Y pensando en el verde Colorado se me ocurrió que mi temporada allí había sido en realidad más dorada que de otro color. Dorada y púrpura porque llegaba el otoño y los ríos (digresión: los riachos que ellos llaman ríos con cierta exageración; ríos son los nuestros, boys, ríos son el Paraná, el Plata, el Amazonas, el Arauca, el Orinoco, y lo demás verdurita), los ríos, decía, venían bajando de los Flatirons con muchísimo apuro haciendo un ruido engañoso como esos cuzcos que trabajan de perros bravos. Y púrpura por la misma razón, porque llegaba el otoño y las flores languidecían, cosa que a nadie parecía preocuparle, y colgaban de enrejados y de ramitas que se iban quedando peladas.
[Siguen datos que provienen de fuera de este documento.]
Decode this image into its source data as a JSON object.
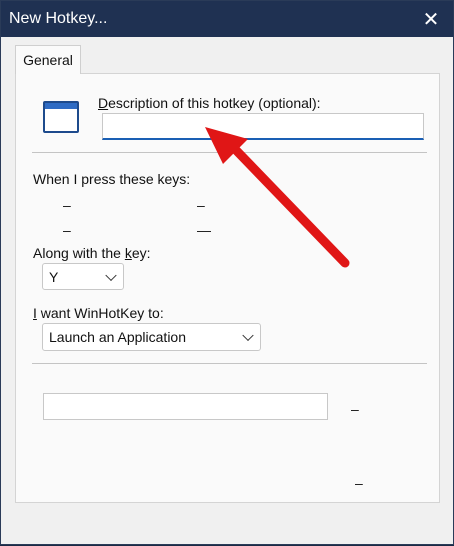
{
  "window": {
    "title": "New Hotkey...",
    "close_symbol": "✕"
  },
  "tabs": [
    {
      "label": "General",
      "selected": true
    }
  ],
  "description": {
    "label_prefix": "D",
    "label_rest": "escription of this hotkey (optional):",
    "value": ""
  },
  "keys_section": {
    "label": "When I press these keys:",
    "options": [
      "–",
      "–",
      "–",
      "—"
    ]
  },
  "key_section": {
    "label_prefix": "Along with the ",
    "label_underlined": "k",
    "label_suffix": "ey:",
    "selected": "Y"
  },
  "action_section": {
    "label_prefix": "",
    "label_underlined": "I",
    "label_suffix": " want WinHotKey to:",
    "selected": "Launch an Application"
  },
  "bottom": {
    "path_value": "",
    "dash_right_1": "–",
    "dash_right_2": "–"
  },
  "annotation": {
    "arrow_color": "#e01616"
  }
}
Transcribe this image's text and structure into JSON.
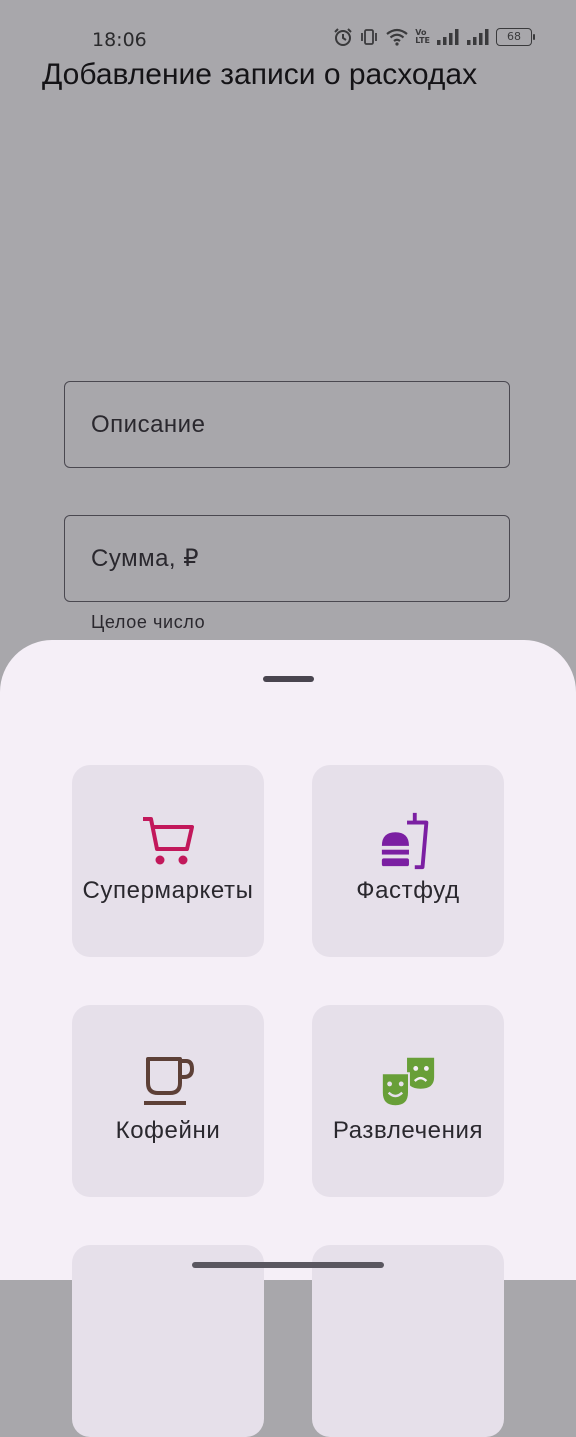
{
  "status_bar": {
    "time": "18:06",
    "lte_top": "Vo",
    "lte_bottom": "LTE",
    "battery": "68"
  },
  "page": {
    "title": "Добавление записи о расходах"
  },
  "form": {
    "description_label": "Описание",
    "amount_label": "Сумма, ₽",
    "amount_helper": "Целое число"
  },
  "categories": [
    {
      "label": "Супермаркеты",
      "icon": "shopping-cart-icon",
      "color": "#c2185b"
    },
    {
      "label": "Фастфуд",
      "icon": "fastfood-icon",
      "color": "#7b1fa2"
    },
    {
      "label": "Кофейни",
      "icon": "coffee-cup-icon",
      "color": "#5d4037"
    },
    {
      "label": "Развлечения",
      "icon": "theater-masks-icon",
      "color": "#689f38"
    }
  ]
}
Es que todo tiene su color así como todo tiene su lugar. De lugares no hablaremos porque últimamente me ha dado por ahí y he descubierto (en los libros; no se crea que he andado por el Tíbet o la Polinesia) algunos totalmente imposibles pero que sin embargo existen. “Andá. No puede ser”, dice una. Pero es. De colores sí se puede hablar porque hay menos margen para la discusión te-creo, no-te-creo. En aquellos tiempos escribía algunos artículos para un prestigioso matutino de esta Augusta y Fiel Villa de Nuestra Señora del Rosario, y uno de ellos se titulaba “Verde Colorado”. Este también. Quizá porque el fin de año me ha puesto nostalgiosa.
Mis tías no decían “colorado” y tampoco nunca jamás “rojo”. Decían “punzó”.